Abstract

To favor transition towards sustainable agricultural systems, the agricultural sector needs to reduce its dependence on external inputs. From an ecological economics perspective, this requires the simultaneous fulfillment of a gross energy surplus on the farm (production condition), and a greater recirculation of the production extracted from the agroecosystem (reproduction condition). Using eight smallholder farms, this study focuses on the processes of recirculation and externalization of biomass, materials and energy flows in the agroecosystem. This is carried out through analyzing the MEFA (Material and Energy Flow Analysis) matrix by means of energy return on the investment indexes of inputs or externalizations (EFEROI), recirculations (IFEROI), joint efficiency (NPPact EROI) and labour efficiency (W EROI), all of which impact upon farm-scale decision-making related to yield and cost-benefit situations. Agrarian fossilization indices are applied to include an assessment of farm non-renewable energy profiles.

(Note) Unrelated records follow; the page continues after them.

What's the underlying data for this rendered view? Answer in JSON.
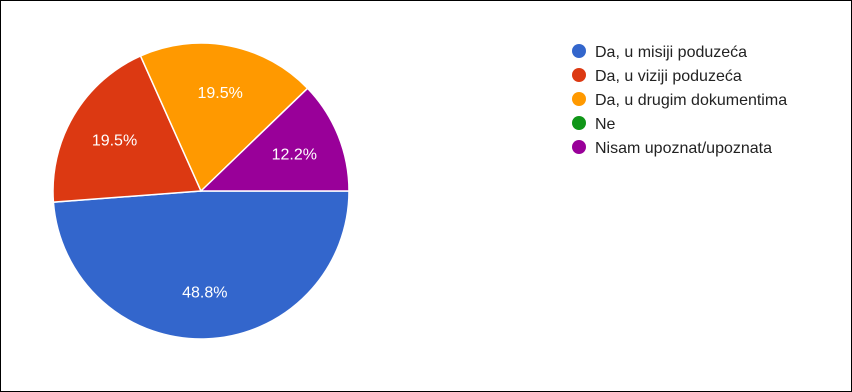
{
  "chart_data": {
    "type": "pie",
    "title": "",
    "slices": [
      {
        "label": "Da, u misiji poduzeća",
        "value": 48.8,
        "value_label": "48.8%",
        "color": "#3366cc"
      },
      {
        "label": "Da, u viziji poduzeća",
        "value": 19.5,
        "value_label": "19.5%",
        "color": "#dc3912"
      },
      {
        "label": "Da, u drugim dokumentima",
        "value": 19.5,
        "value_label": "19.5%",
        "color": "#ff9900"
      },
      {
        "label": "Ne",
        "value": 0,
        "value_label": "",
        "color": "#109618"
      },
      {
        "label": "Nisam upoznat/upoznata",
        "value": 12.2,
        "value_label": "12.2%",
        "color": "#990099"
      }
    ],
    "legend_position": "right"
  }
}
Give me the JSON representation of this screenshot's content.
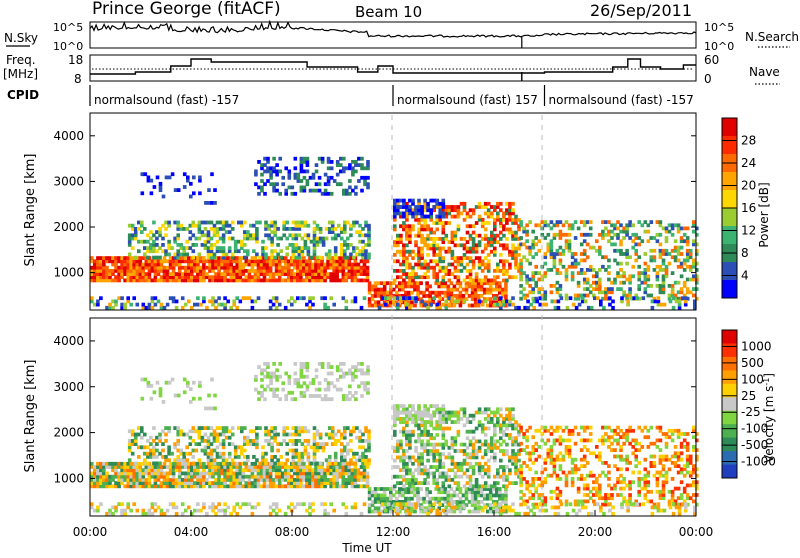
{
  "header": {
    "station": "Prince George (fitACF)",
    "beam": "Beam 10",
    "date": "26/Sep/2011"
  },
  "strip_labels": {
    "nsky": "N.Sky",
    "nsearch": "N.Search",
    "freq_line1": "Freq.",
    "freq_line2": "[MHz]",
    "nave": "Nave",
    "cpid": "CPID"
  },
  "chart_data": [
    {
      "type": "line",
      "panel": "noise",
      "left_ticks": [
        "10^5",
        "10^0"
      ],
      "right_ticks": [
        "10^5",
        "10^0"
      ]
    },
    {
      "type": "line",
      "panel": "frequency",
      "left_ticks": [
        "18",
        "8"
      ],
      "right_ticks": [
        "60",
        "0"
      ]
    },
    {
      "type": "table",
      "panel": "cpid",
      "segments": [
        {
          "start_hour": 0,
          "label": "normalsound (fast) -157"
        },
        {
          "start_hour": 12,
          "label": "normalsound (fast) 157"
        },
        {
          "start_hour": 18,
          "label": "normalsound (fast) -157"
        }
      ]
    },
    {
      "type": "heatmap",
      "panel": "power",
      "ylabel": "Slant Range [km]",
      "yticks": [
        "1000",
        "2000",
        "3000",
        "4000"
      ],
      "ylim": [
        180,
        4500
      ],
      "colorbar_label": "Power [dB]",
      "colorbar_ticks": [
        "4",
        "8",
        "12",
        "16",
        "20",
        "24",
        "28"
      ],
      "colorbar_colors": [
        "#0000ff",
        "#2b4fb5",
        "#2e8b57",
        "#3cb371",
        "#9acd32",
        "#ffd700",
        "#ffa500",
        "#ff6a00",
        "#ff2a00",
        "#e00000"
      ]
    },
    {
      "type": "heatmap",
      "panel": "velocity",
      "ylabel": "Slant Range [km]",
      "yticks": [
        "1000",
        "2000",
        "3000",
        "4000"
      ],
      "ylim": [
        180,
        4500
      ],
      "colorbar_label": "Velocity [m s",
      "colorbar_label_sup": "-1",
      "colorbar_label_end": "]",
      "colorbar_ticks": [
        "1000",
        "500",
        "100",
        "25",
        "-25",
        "-100",
        "-500",
        "-1000"
      ],
      "colorbar_colors": [
        "#1f3fbf",
        "#2b6cb0",
        "#2e8b57",
        "#4caf50",
        "#7fd640",
        "#c8c8c8",
        "#ffd000",
        "#ffa000",
        "#ff7000",
        "#ff3000",
        "#e00000"
      ]
    }
  ],
  "xaxis": {
    "ticks": [
      "00:00",
      "04:00",
      "08:00",
      "12:00",
      "16:00",
      "20:00",
      "00:00"
    ],
    "label": "Time UT"
  }
}
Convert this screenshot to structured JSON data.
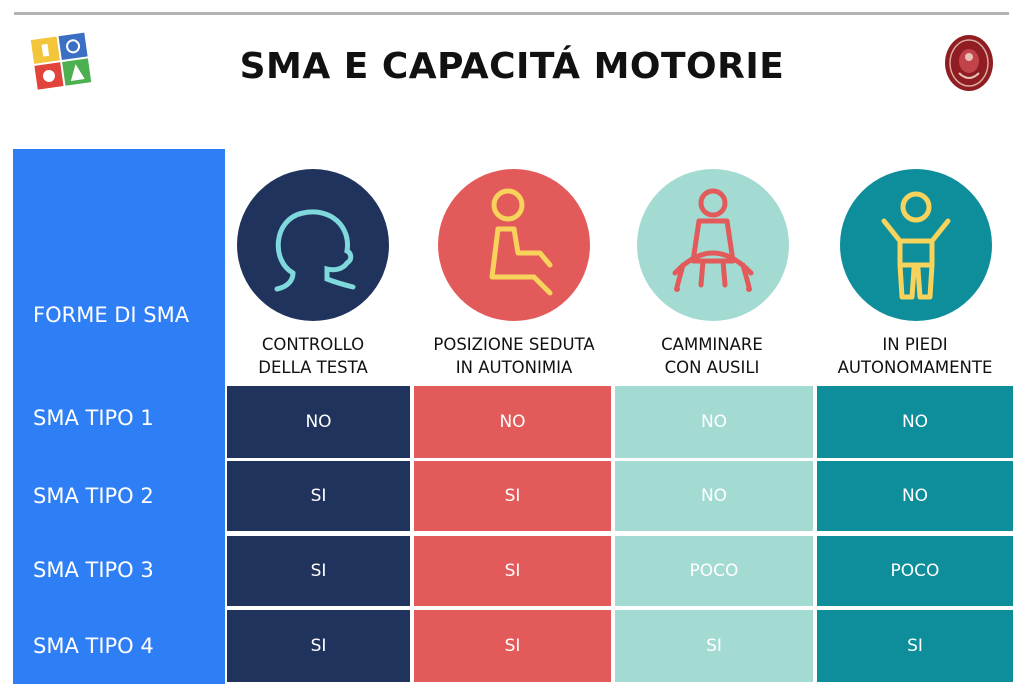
{
  "title": "SMA E CAPACITÁ MOTORIE",
  "row_header": "FORME DI SMA",
  "columns": [
    {
      "line1": "CONTROLLO",
      "line2": "DELLA TESTA",
      "icon": "head-icon",
      "color": "#20335c"
    },
    {
      "line1": "POSIZIONE SEDUTA",
      "line2": "IN AUTONIMIA",
      "icon": "sitting-child-icon",
      "color": "#e35a5a"
    },
    {
      "line1": "CAMMINARE",
      "line2": "CON AUSILI",
      "icon": "walker-child-icon",
      "color": "#a3dbd3"
    },
    {
      "line1": "IN PIEDI",
      "line2": "AUTONOMAMENTE",
      "icon": "standing-child-icon",
      "color": "#0d8e9a"
    }
  ],
  "rows": [
    {
      "label": "SMA TIPO 1",
      "cells": [
        "NO",
        "NO",
        "NO",
        "NO"
      ]
    },
    {
      "label": "SMA TIPO 2",
      "cells": [
        "SI",
        "SI",
        "NO",
        "NO"
      ]
    },
    {
      "label": "SMA TIPO 3",
      "cells": [
        "SI",
        "SI",
        "POCO",
        "POCO"
      ]
    },
    {
      "label": "SMA TIPO 4",
      "cells": [
        "SI",
        "SI",
        "SI",
        "SI"
      ]
    }
  ],
  "accent_color": "#2e7ef6"
}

The results indicate a restriction of inputs in conventional farm-operators and a troubling use of indirect fossil-fuel in organic operators, together with a weakening of the agroecosystem reproductive processes by means of external inputs for both systems. To guide the agrarian transition, farming strategies need to focus on reducing indirect fossil-fuel energy consumption, rather than relying on technological substitutions.